Input and output

Specify input of a process

The input of a process is specified with input, the keys of the input data, and input_data, the real input data

Tip

Why separate the keys and data?

Because the keys and data are not always combined, for example, we need the keys to infer the output and script (using them in the template), but the data may be deferred to obtain from the output of dependency processes.

The complete form of an input key (input) is <key>:<type>. The <type> could be var, file, dir, files and dirs. A type of var can be omitted.

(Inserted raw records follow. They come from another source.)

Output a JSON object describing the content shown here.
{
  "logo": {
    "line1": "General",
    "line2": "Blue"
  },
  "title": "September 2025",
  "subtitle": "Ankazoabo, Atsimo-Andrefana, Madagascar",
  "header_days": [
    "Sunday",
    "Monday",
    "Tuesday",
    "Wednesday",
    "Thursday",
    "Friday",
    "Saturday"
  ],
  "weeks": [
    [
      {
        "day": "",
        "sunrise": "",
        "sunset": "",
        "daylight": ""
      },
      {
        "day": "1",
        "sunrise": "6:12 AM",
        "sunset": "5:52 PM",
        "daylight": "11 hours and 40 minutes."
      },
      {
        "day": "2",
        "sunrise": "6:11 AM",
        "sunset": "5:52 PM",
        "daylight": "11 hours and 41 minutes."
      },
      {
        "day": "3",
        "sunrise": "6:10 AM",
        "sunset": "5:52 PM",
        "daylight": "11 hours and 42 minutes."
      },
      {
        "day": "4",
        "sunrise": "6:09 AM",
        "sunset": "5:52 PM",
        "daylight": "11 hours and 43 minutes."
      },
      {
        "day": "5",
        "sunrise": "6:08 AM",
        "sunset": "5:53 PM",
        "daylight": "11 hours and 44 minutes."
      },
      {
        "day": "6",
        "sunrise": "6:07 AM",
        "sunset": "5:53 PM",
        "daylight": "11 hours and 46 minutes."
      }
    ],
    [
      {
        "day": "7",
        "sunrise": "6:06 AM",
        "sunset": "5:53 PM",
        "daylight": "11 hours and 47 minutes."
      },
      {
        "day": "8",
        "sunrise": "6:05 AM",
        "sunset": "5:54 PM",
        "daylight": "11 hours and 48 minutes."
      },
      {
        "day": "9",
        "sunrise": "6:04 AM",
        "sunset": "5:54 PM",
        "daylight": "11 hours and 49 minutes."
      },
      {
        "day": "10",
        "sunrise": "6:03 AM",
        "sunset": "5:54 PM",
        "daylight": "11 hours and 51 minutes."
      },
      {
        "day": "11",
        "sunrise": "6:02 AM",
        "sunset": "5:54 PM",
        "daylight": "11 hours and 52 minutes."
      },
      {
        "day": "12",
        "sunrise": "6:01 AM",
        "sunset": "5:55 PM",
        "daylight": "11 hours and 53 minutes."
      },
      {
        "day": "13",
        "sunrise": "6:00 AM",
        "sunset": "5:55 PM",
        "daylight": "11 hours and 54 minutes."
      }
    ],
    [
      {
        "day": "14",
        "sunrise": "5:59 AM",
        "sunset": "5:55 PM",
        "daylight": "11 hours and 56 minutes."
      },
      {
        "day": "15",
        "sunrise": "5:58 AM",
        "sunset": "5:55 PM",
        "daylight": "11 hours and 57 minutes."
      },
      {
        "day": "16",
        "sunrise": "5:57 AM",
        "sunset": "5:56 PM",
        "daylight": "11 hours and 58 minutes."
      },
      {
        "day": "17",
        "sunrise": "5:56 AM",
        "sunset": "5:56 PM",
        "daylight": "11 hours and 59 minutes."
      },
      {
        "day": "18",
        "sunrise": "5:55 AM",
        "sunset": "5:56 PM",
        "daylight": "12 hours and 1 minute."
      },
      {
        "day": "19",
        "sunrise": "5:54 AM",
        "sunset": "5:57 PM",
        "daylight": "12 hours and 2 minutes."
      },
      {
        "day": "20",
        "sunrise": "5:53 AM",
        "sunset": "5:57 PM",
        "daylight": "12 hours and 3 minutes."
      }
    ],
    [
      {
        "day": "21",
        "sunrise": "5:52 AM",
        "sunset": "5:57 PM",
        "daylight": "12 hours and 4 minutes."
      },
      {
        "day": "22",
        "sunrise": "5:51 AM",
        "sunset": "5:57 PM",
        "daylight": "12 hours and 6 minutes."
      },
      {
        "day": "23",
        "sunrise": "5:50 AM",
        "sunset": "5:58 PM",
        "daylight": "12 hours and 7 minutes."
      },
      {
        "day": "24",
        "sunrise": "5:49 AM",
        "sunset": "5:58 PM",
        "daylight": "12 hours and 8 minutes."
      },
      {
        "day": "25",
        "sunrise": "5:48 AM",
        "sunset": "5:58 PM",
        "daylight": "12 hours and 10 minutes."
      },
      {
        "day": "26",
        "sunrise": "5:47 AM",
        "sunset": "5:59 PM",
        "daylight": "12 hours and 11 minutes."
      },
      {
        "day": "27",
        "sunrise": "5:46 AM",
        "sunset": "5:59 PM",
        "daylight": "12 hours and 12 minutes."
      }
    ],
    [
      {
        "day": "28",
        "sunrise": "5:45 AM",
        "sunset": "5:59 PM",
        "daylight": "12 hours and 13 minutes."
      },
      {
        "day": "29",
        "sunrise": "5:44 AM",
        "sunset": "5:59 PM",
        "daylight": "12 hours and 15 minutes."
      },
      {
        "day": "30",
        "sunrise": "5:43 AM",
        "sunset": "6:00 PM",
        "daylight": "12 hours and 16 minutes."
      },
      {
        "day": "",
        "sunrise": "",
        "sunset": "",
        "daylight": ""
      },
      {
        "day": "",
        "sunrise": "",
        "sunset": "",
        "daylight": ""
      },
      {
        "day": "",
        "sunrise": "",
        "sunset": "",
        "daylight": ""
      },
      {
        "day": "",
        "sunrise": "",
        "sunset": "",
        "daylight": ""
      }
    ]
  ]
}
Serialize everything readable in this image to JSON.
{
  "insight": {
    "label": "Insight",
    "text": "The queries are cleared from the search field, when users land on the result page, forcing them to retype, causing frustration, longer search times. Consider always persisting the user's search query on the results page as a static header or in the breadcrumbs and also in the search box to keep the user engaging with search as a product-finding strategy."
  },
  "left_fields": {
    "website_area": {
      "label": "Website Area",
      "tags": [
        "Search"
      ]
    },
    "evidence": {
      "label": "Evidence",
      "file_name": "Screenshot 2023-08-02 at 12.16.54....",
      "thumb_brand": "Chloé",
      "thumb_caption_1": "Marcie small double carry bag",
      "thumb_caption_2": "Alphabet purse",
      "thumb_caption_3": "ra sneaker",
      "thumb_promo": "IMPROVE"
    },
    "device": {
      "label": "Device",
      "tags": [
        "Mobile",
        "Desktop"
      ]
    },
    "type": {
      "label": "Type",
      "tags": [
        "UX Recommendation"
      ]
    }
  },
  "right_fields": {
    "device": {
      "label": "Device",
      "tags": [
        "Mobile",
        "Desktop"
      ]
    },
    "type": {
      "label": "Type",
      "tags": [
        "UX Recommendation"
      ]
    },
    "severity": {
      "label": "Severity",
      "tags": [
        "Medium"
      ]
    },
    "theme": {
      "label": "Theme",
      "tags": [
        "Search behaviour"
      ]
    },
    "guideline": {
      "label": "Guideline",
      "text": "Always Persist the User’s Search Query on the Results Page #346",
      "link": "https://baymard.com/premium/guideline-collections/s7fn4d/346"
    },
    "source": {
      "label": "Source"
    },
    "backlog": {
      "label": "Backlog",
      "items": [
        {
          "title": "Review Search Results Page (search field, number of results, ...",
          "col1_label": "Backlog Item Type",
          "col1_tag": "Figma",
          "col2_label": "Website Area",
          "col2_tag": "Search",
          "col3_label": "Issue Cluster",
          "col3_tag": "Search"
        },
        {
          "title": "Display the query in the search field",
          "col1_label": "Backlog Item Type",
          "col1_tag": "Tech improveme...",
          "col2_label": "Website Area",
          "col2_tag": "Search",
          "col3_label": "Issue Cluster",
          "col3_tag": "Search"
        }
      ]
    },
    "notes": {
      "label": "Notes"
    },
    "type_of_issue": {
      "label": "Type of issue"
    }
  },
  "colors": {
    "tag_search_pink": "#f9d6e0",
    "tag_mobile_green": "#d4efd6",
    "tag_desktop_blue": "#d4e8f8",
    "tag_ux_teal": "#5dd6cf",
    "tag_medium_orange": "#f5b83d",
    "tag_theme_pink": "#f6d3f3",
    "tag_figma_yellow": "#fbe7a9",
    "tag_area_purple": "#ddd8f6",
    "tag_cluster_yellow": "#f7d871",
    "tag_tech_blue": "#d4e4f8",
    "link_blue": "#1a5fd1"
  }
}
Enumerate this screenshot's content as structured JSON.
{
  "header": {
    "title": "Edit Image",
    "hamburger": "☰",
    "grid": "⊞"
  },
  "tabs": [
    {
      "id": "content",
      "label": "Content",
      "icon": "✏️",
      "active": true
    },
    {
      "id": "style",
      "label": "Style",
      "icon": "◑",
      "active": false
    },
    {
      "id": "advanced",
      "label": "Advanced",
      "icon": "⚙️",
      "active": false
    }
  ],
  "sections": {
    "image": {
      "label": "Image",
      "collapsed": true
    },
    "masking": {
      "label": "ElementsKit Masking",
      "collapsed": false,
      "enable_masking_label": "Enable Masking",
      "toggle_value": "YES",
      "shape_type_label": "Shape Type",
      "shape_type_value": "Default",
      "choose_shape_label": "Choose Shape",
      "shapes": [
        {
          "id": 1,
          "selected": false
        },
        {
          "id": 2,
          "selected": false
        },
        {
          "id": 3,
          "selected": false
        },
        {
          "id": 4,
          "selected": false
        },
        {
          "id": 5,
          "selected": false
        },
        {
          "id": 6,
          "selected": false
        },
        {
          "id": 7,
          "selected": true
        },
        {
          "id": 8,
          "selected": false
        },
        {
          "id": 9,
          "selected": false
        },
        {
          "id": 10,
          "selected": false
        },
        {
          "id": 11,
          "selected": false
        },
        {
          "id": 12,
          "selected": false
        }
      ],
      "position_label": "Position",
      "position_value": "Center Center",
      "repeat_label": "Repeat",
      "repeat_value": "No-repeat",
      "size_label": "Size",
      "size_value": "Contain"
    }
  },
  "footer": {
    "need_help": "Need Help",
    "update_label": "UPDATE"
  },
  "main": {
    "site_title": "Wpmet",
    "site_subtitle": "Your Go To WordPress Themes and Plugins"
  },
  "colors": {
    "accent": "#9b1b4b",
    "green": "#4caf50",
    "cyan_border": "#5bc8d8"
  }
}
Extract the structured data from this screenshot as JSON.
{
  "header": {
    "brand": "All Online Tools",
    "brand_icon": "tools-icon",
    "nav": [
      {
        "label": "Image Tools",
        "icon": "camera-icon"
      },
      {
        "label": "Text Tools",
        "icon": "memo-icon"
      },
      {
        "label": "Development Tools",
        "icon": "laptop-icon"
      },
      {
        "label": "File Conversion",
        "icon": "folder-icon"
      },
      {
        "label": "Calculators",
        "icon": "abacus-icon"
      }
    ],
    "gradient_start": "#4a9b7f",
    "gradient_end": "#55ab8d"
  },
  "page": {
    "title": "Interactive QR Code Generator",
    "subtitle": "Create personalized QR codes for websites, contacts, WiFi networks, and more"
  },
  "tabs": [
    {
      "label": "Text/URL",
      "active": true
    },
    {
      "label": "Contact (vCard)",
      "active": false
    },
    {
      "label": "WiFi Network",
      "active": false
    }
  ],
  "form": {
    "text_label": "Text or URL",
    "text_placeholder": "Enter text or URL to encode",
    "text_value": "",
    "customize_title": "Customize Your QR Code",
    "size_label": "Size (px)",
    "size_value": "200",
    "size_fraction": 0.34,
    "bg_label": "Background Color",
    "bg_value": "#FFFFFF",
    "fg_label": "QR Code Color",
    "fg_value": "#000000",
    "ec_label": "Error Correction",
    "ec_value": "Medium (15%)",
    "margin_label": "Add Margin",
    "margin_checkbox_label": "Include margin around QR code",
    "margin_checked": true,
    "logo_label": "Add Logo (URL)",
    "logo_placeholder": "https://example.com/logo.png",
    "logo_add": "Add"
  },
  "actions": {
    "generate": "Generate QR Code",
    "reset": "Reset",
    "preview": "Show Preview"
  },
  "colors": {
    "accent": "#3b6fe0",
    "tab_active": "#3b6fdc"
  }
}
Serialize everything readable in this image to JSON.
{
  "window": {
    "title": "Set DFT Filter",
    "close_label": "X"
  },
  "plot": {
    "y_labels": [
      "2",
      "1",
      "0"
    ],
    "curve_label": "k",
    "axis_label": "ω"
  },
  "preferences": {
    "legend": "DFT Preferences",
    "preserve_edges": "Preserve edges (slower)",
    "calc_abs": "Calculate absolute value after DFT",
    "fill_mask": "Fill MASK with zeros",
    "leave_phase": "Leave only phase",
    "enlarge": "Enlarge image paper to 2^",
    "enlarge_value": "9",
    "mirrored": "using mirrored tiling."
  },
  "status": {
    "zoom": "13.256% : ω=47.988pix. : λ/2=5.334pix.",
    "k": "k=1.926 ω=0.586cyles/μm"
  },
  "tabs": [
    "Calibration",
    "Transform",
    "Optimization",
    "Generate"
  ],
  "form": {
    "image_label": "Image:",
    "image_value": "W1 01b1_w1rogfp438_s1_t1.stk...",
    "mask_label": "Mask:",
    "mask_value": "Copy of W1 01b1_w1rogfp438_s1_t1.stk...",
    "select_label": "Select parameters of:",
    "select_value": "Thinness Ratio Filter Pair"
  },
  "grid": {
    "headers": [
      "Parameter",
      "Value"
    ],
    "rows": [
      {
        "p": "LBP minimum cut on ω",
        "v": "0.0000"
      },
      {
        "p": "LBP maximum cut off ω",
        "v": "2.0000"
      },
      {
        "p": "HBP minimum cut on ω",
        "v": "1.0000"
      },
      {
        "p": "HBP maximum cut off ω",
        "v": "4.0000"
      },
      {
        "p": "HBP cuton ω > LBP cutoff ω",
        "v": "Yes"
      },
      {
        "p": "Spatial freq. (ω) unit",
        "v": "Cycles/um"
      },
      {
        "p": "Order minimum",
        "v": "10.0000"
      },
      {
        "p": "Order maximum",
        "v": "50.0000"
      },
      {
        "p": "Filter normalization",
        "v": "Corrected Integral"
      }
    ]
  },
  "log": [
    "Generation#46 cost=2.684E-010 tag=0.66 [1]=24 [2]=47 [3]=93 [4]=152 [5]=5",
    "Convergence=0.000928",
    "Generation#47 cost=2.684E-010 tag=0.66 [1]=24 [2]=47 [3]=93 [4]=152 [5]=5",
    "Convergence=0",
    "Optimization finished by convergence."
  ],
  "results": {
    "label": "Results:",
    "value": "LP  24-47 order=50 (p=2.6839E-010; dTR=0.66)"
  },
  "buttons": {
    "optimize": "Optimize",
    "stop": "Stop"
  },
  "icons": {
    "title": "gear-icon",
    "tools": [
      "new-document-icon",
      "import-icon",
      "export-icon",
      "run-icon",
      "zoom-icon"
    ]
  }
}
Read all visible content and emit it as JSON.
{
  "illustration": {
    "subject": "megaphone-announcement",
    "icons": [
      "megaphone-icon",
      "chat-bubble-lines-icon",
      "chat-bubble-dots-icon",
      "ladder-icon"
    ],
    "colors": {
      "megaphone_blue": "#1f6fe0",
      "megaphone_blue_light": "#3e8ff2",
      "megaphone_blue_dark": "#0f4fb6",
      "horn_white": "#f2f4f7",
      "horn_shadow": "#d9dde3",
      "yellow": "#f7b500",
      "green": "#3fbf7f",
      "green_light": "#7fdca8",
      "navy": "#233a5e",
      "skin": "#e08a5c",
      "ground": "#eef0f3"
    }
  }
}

So ph1, ph2 is the same as ph1:var, ph2:var

If a process is requiring other processes, the specified input_data will be ignored, and will use the output data of their required processes:

class P1(Proc):
    input = "v1"
    output = "o1:{{in.v1}}" # pass by v1 as output variable
    input_data = ["a"]

class P2(Proc):
    input = "v2"
    output = "o2:{{in.v2}}"
    input_data = ["b"]

class P3(Proc):
    requires = [P1, P2]
    input = "i1, i2"
    output = "o3:{{in.i1}}_{{in.i2}}" # will be "a_b"
    # input_data = []  # ignored with a warning

Pipen().run(P1, P2)

Tip

The direct input_data is ignore, but you can use a callback to modify the input channel. For example:

class P4(Proc):
    requires = [P1, P2]
    input = "i1, i2"
    input_data = lambda ch: ch.applymap(str.upper)
    output = "o3:{{in.i1}}_{{in.i2}}" # will be "A_B"

Note

When the input data does have enough columns, None will be used with warnings. And when the input data has more columns than the input keys, the extra columns are dropped and ignored, also with warnings

Specify output of a process

Different from input, instead of channels, you have to tell pipen how to compute the output channel. The output can be a list or str. If it's str, a comma (,) is used to separate different keys:

To use templating in output, see templating.

class P1(Proc):
    input = "invar, infile"
    input_data = [(1, "/a/b/c.txt")]
    output = (
        "outvar:{{in.invar}}2, "
        "outfile:file:{{in.infile.split('/')[-1]}}2, "
        "outdir:dir:{{in.infile.split('/')[-1].split('.')[0]}}-dir"
    )

# The type 'var' is omitted in the first element.
# The output channel will be:
#
#    outvar    outfile                 outdir
#    <object>  <object>                <object>
# 0  "12"      "<job.outdir>/c.text2"  "<job.outdir>/c-dir"

Types of input and output

Input

Type	Meaning
`var`	Use the values directly
`file`	Treat the data as a file path
`dir`	Treat the data as a directory path
`files`	Treat the data as a list of file paths
`dirs`	Treat the data as a list of directory paths

For file/files, when checking whether a job is cached, their last modified time will be checked.

For dir/dirs, if dirsig > 0, then the files inside the directories will be checked. Otherwise, the directories themselves are checked for last modified time.

Output

Type	Meaning	Memo
`var`	Use the values directly
`dir`	Use the data as a directory path	The directory will be created directly
`file`	Use the data as a file path